PROJECT SUMMARY/ABSTRACT Androgen receptor (AR) signaling is inarguably pivotal to not only hormone-sensitive but also advanced castration-resistant prostate cancer (CRPC). Therefore, AR inhibitors such as abiraterone and enzalutamide, the next generation of androgen deprivation therapy (ADT) have shown their effectiveness in metastatic castration-resistant PCa (mCRPC) treatment, however, the majority of patients progress due to the development of drug resistance. Androgen receptors variants has emerged as one of the mechanisms of resistance to these drugs. ARv7 and Arv567 splice variants that found lacking the ligand –binding domain are constitutively active in the nucleus and thus restore AR function despite AR inhibitors. Currently no effective treatments exist for advanced prostate cancer and the only available treatment options is taxanes chemotherapy.
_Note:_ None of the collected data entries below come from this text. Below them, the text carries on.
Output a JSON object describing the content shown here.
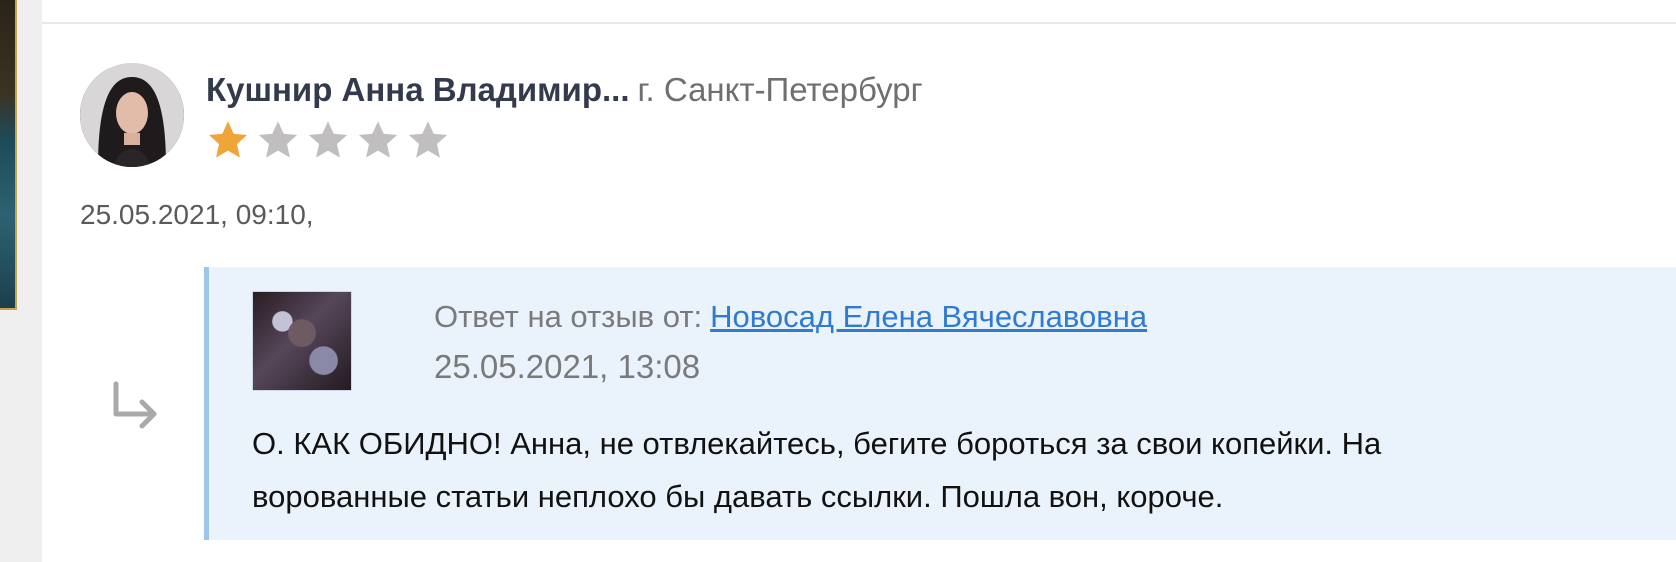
{
  "review": {
    "author_name": "Кушнир Анна Владимир...",
    "author_city": "г. Санкт-Петербург",
    "rating": 1,
    "rating_max": 5,
    "date": "25.05.2021, 09:10,"
  },
  "reply": {
    "label": "Ответ на отзыв от:",
    "author_link": "Новосад Елена Вячеславовна",
    "date": "25.05.2021, 13:08",
    "text_line1": "О. КАК ОБИДНО! Анна, не отвлекайтесь, бегите бороться за свои копейки. На",
    "text_line2": "ворованные статьи неплохо бы давать ссылки. Пошла вон, короче."
  },
  "icons": {
    "star": "star-icon",
    "reply": "reply-arrow-icon"
  },
  "colors": {
    "star_active": "#f0a53a",
    "star_inactive": "#c0bebe",
    "link": "#2f7bd1",
    "reply_bg": "#eaf3fc",
    "reply_border": "#9cc6ea"
  }
}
Our improved understanding of tumor biology and our continued appreciation for what the microtubule targeting agents can do have helped pave the way for a new era in the treatment of cancer. We have reported that microtubules and the dynein motor protein is required as transportation system for AR for its nuclear translocation and activity and that taxanes inhibit AR signaling downstream of microtubule inhibitors. In addition, we identified that the AR hinge region mediates binding to microtubules is present in ARv567 but missing from ARv7. Therefore, the ARv7 does not bind to microtubules nor its nuclear localization is affected by taxane treatment. These data suggest that ARv7 confers resistance to ADT therapy and taxanes, the most important therapeutic modalities in mCRPC. To date, the molecular underpinnings of clinical ARv7 confer resistance to therapy are poorly elucidated. Therefore, investigations on mechanisms of androgen receptor splice variants ARv7 nuclear translocation and activity are urgently needed, in order to help identify novel biomarker of resistance to novel androgen deprivation and taxanes therapies in mCRPC. A successful completion of this proposal may result in an important positive impact in the field of tumor biology and therapeutic applications of drugs that target PCa.

项目总结/摘要 雄激素受体（AR）信号转导无疑是关键，不仅对乳腺癌敏感，而且对晚期乳腺癌的发生， 去势抵抗性前列腺癌（CRPC）。因此，AR抑制剂如阿比特龙和恩杂鲁胺， 下一代雄激素剥夺疗法（ADT）已经显示出它们在转移性 去势抵抗性PCa（mCRPC）治疗，然而，大多数患者进展是由于 耐药性的发展。雄激素受体变异体已经成为 对这些药物的抵抗力。发现缺乏配体结合结构域的ARv 7和Arv 567剪接变体是 在细胞核中具有组成性活性，因此尽管有AR抑制剂，也能恢复AR功能。目前尚无有效 对于晚期前列腺癌存在治疗方法 化疗我们对肿瘤生物学的更好理解以及我们对 微管靶向药物确实有助于为癌症治疗的新时代铺平道路。我们 已经报道了微管和动力蛋白马达蛋白是AR运输系统所必需的， 核转位和活性，紫杉烷类抑制微管抑制剂下游的AR信号传导。在 此外，我们发现AR铰链区介导与微管的结合存在于ARv 567中， 从ARv 7开始。因此，ARv 7不与微管结合，也不影响其核定位 紫杉烷治疗。这些数据表明，ARv 7赋予对ADT治疗和紫杉烷类药物的抗性， mCRPC的重要治疗方式。迄今为止，临床ARv 7的分子基础赋予了 对治疗的抵抗性很难阐明。因此，研究雄激素受体的作用机制， 迫切需要剪接变体ARv 7核转位和活性，以帮助鉴定新的 mCRPC中对新型雄激素剥夺和紫杉烷类治疗耐药的生物标志物。一个成功 该提案的完成可能会在肿瘤生物学领域产生重要的积极影响， 靶向PCa的药物的治疗应用。